Data deduplication optimizes the file data on the volume by performing the following steps:

  1. Segment the data in each file into small variable-sized chunks.
  2. Identify duplicate chunks.
  3. Maintain a single copy of each chunk.
  4. Compress the chunks.
  5. Replace redundant copies of each chunk with a reference to a single copy.
  6. Replace each file with a reparse point containing references to its data chunks.

After a volume is data deduplication-enabled and optimized, it contains the following:

  • Unoptimized files that are not in policy (files that are skipped over by data deduplication)
  • Optimized files (stored as reparse points)
  • Chunk store (the optimized file data, stored as chunks packed into container files)
  • Additional free space (because the optimized files and chunk store occupy much less space than they did before they were optimized)

When new files are added to the volume, they are not optimized right away.
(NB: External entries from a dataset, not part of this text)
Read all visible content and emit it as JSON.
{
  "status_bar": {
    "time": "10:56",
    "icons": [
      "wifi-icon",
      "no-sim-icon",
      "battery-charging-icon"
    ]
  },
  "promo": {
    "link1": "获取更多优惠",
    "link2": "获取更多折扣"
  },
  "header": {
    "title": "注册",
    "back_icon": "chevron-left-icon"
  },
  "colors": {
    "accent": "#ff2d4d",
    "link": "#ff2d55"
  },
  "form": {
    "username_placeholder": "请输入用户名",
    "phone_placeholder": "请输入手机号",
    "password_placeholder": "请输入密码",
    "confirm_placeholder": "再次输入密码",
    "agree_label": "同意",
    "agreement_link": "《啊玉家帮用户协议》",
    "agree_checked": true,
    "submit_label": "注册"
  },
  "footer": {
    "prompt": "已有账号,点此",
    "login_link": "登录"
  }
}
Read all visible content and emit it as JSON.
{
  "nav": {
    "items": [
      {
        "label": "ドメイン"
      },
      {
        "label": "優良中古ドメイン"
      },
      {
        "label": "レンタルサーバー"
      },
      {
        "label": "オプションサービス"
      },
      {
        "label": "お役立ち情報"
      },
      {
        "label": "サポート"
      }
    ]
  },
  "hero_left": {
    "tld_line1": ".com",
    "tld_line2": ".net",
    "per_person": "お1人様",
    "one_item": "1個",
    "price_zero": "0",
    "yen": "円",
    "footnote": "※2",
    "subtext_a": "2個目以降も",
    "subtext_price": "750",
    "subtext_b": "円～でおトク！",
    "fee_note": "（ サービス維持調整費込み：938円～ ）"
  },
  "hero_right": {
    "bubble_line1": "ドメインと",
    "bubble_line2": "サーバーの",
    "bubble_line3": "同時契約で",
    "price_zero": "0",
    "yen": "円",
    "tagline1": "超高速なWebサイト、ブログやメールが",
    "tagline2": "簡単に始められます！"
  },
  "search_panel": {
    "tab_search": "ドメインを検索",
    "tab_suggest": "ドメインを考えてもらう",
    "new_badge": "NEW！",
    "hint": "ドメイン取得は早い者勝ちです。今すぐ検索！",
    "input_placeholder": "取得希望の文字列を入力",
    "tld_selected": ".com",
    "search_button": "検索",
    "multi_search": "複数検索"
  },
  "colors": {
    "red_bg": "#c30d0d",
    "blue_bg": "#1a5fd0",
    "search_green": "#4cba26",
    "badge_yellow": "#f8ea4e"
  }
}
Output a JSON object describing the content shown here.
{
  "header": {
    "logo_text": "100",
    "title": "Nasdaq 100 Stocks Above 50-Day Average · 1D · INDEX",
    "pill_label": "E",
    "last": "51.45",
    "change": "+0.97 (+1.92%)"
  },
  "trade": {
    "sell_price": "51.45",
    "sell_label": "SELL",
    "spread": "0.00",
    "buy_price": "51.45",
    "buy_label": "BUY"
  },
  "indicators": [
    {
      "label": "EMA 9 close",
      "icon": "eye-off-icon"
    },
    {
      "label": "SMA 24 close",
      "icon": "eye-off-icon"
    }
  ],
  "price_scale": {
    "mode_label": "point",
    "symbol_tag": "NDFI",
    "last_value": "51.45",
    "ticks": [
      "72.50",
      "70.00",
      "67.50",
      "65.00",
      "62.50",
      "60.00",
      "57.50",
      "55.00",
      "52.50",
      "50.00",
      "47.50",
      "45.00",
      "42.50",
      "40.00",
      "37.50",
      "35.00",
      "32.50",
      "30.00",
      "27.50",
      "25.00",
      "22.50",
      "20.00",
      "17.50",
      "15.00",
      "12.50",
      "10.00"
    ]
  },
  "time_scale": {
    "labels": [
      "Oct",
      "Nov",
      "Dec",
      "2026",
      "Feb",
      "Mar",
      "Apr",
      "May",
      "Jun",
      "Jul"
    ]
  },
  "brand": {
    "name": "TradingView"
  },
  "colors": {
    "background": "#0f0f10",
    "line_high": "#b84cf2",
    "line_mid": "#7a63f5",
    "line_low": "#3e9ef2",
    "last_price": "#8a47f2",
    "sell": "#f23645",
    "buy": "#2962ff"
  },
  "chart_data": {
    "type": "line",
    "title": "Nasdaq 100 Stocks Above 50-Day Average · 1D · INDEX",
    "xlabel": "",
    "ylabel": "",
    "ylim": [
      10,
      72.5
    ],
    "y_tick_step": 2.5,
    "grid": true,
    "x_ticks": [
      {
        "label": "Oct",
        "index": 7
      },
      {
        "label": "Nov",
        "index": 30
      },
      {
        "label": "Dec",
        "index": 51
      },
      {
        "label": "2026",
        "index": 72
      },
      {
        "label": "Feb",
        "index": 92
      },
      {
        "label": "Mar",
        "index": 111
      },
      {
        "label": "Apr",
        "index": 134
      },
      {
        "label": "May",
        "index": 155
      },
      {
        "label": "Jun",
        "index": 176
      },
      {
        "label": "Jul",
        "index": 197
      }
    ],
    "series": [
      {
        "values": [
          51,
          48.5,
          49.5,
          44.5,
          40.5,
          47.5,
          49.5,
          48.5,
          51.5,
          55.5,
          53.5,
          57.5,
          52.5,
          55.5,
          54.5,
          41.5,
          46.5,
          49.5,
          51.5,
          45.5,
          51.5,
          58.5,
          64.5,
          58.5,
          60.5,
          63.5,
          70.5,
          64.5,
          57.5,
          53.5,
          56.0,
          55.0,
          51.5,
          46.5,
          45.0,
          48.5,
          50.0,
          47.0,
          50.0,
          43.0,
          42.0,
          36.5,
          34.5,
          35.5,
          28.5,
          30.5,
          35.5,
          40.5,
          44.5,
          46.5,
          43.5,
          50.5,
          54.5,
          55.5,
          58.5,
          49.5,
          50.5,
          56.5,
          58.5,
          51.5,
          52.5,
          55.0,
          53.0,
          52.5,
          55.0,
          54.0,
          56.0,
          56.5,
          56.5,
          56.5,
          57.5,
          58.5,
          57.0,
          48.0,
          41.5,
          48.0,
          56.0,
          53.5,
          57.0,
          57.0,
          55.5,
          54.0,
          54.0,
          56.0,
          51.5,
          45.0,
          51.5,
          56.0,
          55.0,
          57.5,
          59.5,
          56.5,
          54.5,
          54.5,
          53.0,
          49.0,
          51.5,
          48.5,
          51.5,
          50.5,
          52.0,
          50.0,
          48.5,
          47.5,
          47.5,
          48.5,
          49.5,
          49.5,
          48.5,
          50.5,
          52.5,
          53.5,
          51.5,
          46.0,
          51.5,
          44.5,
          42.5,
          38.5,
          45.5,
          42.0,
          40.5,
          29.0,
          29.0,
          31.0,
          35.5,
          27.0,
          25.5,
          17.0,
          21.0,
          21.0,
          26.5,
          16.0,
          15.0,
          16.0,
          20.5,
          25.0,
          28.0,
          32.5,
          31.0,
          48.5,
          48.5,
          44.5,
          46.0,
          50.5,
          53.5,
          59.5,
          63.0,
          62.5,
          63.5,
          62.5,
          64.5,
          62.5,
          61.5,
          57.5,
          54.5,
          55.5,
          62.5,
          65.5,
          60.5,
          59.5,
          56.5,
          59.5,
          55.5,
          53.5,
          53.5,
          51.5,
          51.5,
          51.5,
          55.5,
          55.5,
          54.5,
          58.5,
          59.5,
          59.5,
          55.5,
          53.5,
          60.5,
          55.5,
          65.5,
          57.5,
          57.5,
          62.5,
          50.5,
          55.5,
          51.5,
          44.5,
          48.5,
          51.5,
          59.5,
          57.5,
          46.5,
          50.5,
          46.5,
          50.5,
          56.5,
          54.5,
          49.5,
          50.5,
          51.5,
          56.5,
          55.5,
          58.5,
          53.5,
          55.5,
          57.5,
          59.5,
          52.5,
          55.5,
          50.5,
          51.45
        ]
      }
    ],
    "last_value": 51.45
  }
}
Only files that have not been changed for a minimum amount of time are optimized. (This minimum amount of time is set by user-configurable policy.)

The chunk store consists of one or more chunk store container files. New chunks are appended to the current chunk store container. When its size reaches about 1 GB, that container file is sealed and a new container file is created.

When an optimized file is deleted from the data deduplication-enabled volume, its reparse point is deleted, but its data chunks are not immediately deleted from the chunk store. The data deduplication feature's garbage collection job reclaims the unreferenced chunks.

Requirements for Data Deduplication

Data deduplication is supported only on the following:

  • Windows Server operating systems beginning with Windows Server 2012
  • NTFS data volumes
  • Cluster shared volume file system (CSVFS) supporting virtual desktop infrastructure (VDI) workloads beginning with Windows Server 2012 R2

Deduplication is not supported on:

  • System or boot volumes
  • Remote mapped or remote mounted drives
  • Cluster shared volume file system (CSVFS) for non-VDI workloads or any workloads on Windows Server 2012
  • Files approaching or larger than 1 TB in size.
  • Volumes approaching or larger than 64 TB in size.

Deduplication skips over the following files:

  • System-state files
  • Encrypted files
  • Files with extended attributes
  • Files whose size is less than 32 KB
  • Reparse points (that are not data deduplication reparse points)

Best Practices for Data Deduplication

  • The first time deduplication is performed on a volume, a full backup should be performed immediately afterwards.
  • Garbage collection should be performed on the chunk store to remove no-longer-used chunks. This is configured by default to run weekly. After garbage collection, a full backup could be performed on the volume. This is because the garbage collection job may result in many changes in the chunk store, if there were many file deletions since the last garbage collection job ran.